PRINCETON – Die Vereinigten Staaten sind im Aufwind, Europa stabilisiert sich, und beide nähern sich einander an. Dies war Anfang des Monats die Hauptbotschaft der jährlichen Münchner Sicherheitskonferenz, einem hochkarätigen Zusammentreffen von Verteidigungsministern, Außenministern, hochrangigen Militärs, Parlamentariern, Journalisten und nationalen Sicherheitsexperten aller Art.

Die Teilnehmer stammen in erster Linie aus Europa und den USA. Als die Konferenz 1963 das erste Mal stattfand, war sie nur für NATO-Mitglieder bestimmt. Dieses Jahr hingegen nahmen auch hochrangige Regierungsmitglieder aus Brasilien, China, Indien, Nigeria, Singapur, Katar und Saudi-Arabien teil, ein wichtiges Zeichen der Zeit.

John McCain, der US-Senator und Präsidentschaftskandidat von 2008, bringt immer eine große Delegation von Kongressmitgliedern mit nach München. Normalerweise sendet die US-Regierung auch ihren Verteidigungs- und ihren Außenminister, die rituelle Reden halten, um den Europäern gegenüber die Stärke der transatlantischen Allianz zu betonen. Dieses Jahr gab sich Vizepräsident Joe Biden die Ehre, was die US-Repräsentation auf eine neue Stufe brachte.

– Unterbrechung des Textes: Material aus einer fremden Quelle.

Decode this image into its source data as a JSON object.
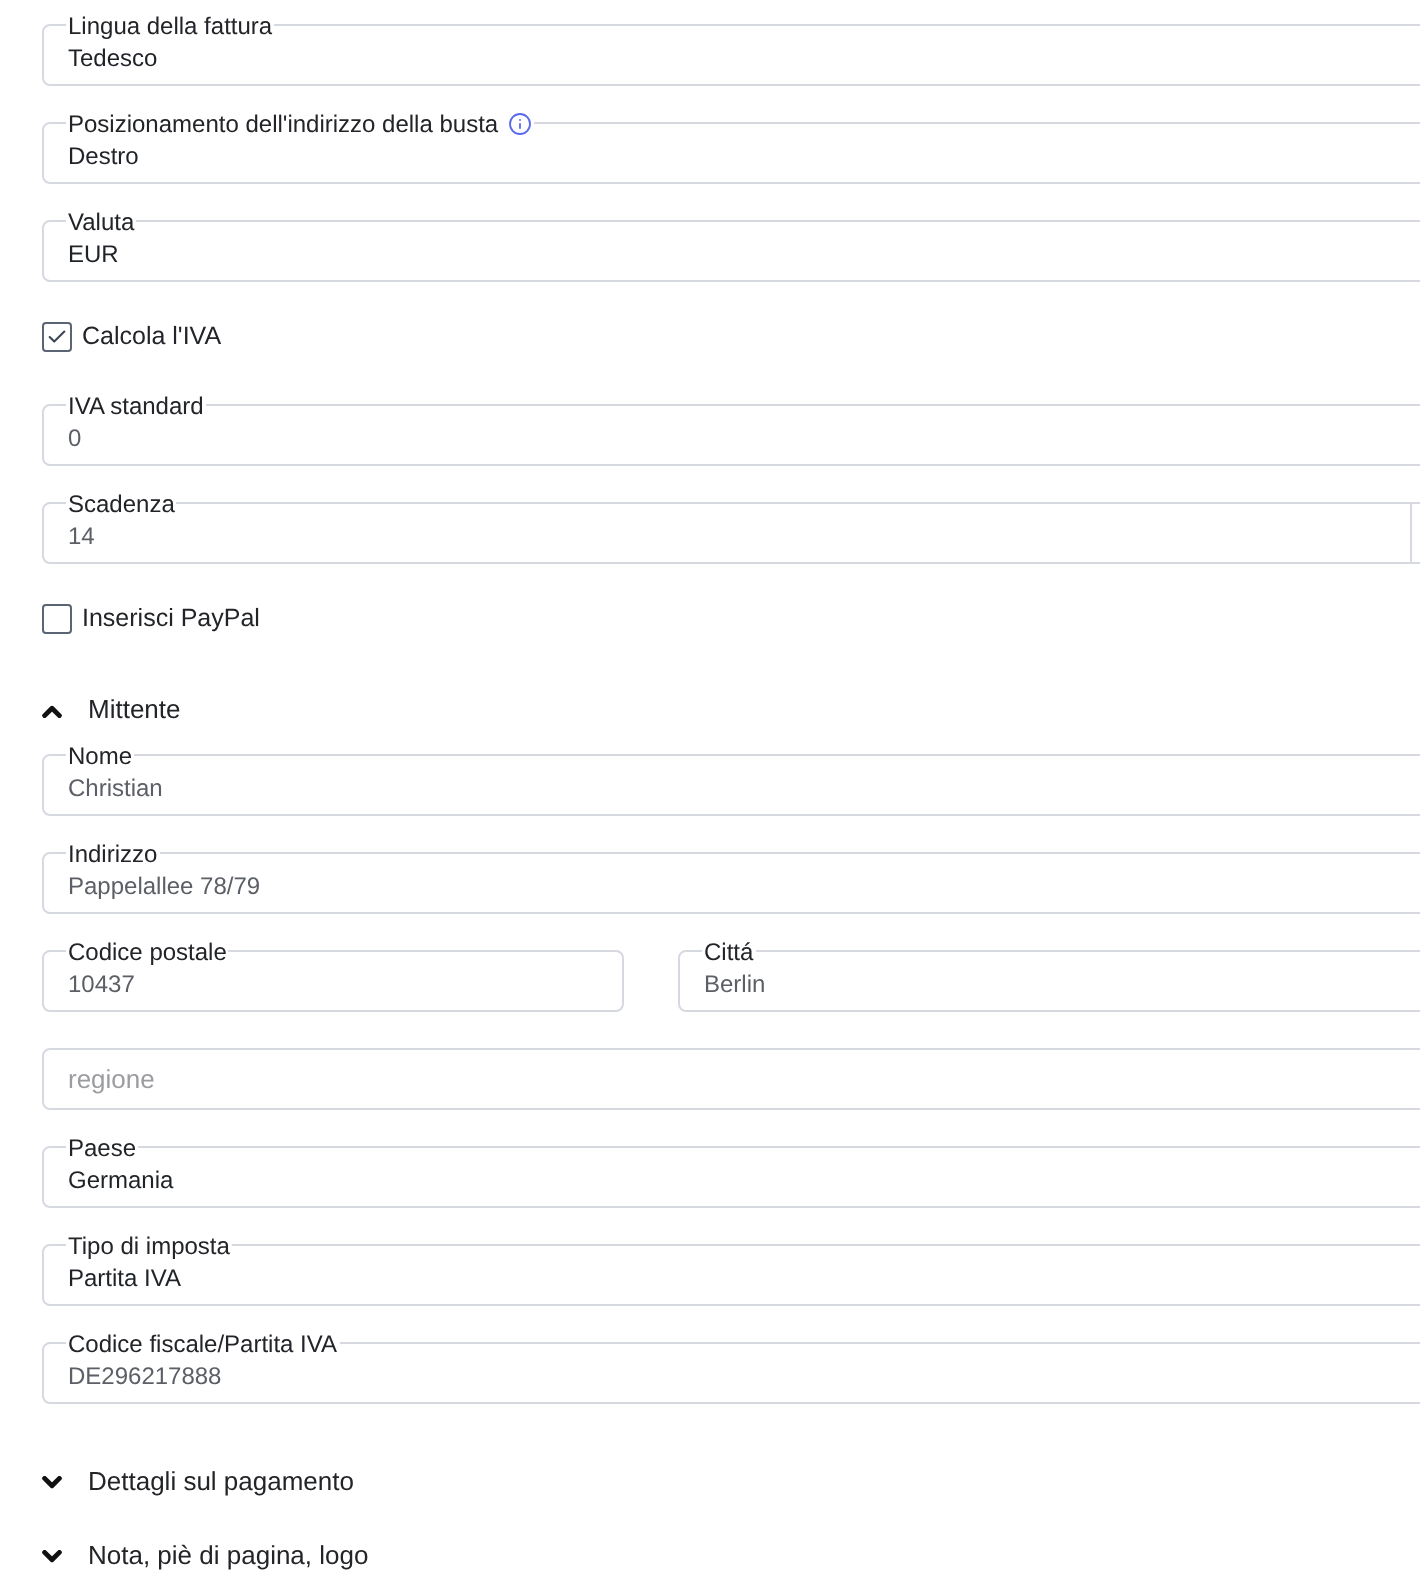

Auf der Konferenz gab es auch ein Diskussionsforum zu einem ungewöhnlichen Thema – „Der amerikanische Öl- und Gas-Boom: Geopolitische Veränderungen im Energiebereich.“ Der US-Sonderbotschafter und Koordinator für internationale Energiefragen, Carlos Pascual, beschrieb „die interne Energierevolution der USA“: eine Steigerung der Erdgasproduktion von 25%, was in den USA zu sinkenden Gaspreisen führen könnte, und genug Ölförderung, um die Ölimporte von 60% des Konsums auf 40% senken zu können, und eine weitere Reduzierung von 10% in Aussicht.